Un piatto di ramen – Foto: Felix Choo / Alamy
Un piatto di ramen – Foto: Felix Choo / Alamy
È sempre un azzardo provare a stabilire le tendenze gastronomiche per l'anno a venire, ma ormai da qualche tempo la statunitense National Restaurant Association si cimenta nell'impresa, azzeccando spesso le previsioni. Quella che potrebbe coinvolgere anche l'Italia parla dell'ascesa inarrestabile della cucina etnica più autentica e in particolare dell'affermazione definitiva di poké e ramen, cioè di un piatto tipico della cucina hawaiana e di un classico delle tavole giapponesi.

Il poké (si pronuncia poh-kay) è un piatto a base di pesce crudo tagliato a dadini, marinato nella salsa di soia e condito con semi di sesamo.
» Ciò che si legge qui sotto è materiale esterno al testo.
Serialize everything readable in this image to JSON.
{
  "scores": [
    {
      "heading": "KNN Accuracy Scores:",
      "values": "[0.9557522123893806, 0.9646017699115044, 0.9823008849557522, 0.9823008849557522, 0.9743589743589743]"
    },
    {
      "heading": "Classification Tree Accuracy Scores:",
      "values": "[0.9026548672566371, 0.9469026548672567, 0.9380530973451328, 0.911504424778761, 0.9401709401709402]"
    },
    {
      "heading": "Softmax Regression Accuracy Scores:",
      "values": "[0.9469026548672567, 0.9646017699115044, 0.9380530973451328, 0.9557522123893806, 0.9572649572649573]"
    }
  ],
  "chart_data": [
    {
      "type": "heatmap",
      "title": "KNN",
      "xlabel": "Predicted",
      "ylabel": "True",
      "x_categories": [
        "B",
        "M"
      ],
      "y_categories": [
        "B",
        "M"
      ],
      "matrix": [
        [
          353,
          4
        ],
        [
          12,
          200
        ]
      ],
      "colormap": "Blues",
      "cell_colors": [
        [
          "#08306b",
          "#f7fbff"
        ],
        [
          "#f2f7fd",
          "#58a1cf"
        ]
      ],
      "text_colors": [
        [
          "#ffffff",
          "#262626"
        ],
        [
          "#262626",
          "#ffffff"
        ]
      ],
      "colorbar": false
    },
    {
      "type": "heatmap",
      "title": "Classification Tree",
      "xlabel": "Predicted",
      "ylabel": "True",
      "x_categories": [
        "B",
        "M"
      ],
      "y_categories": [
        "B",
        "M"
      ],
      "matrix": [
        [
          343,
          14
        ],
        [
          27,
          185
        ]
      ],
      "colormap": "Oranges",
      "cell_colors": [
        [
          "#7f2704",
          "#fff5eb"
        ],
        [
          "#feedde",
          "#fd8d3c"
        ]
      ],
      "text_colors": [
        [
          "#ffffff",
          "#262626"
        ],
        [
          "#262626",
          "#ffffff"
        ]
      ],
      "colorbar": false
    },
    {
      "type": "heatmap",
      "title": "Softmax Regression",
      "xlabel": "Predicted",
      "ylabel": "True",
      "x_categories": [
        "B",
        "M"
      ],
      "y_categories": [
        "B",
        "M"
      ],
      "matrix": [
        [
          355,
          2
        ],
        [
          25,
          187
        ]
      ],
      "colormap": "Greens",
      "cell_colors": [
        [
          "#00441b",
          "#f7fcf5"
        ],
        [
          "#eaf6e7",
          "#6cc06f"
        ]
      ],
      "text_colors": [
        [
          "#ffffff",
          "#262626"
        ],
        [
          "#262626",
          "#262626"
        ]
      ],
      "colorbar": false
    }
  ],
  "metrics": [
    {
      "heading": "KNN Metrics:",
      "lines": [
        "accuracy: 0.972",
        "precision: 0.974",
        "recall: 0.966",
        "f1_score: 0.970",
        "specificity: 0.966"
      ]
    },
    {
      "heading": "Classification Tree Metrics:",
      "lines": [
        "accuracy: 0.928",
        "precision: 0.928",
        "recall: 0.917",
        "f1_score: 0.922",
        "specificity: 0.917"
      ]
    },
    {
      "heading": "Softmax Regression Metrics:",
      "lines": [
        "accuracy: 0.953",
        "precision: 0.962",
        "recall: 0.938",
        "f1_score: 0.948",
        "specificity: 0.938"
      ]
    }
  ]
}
Già esploso anche a Londra, promette di scalzare sushi e tartare pure da noi, complici le rivisitazioni soprattutto in termini di condimento.

Il ramen è un piatto a base di tagliatelle di frumento servite in brodo di carne o di pesce, insaporite con salsa di soia o di miso e guarnite con maiale affettato, alghe secche, cipolla verde o kamaboko (ingrediente ottenuto dalla lavorazione del pesce azzurro).

Già nel corso del 2015 alcuni ristoranti italiani hanno cominciato a proporre con successo poké e ramen, e gli esperti del settore scommettono che la tendenza si diffonderà a macchia d'olio proprio nell'arco dei prossimi dodici mesi.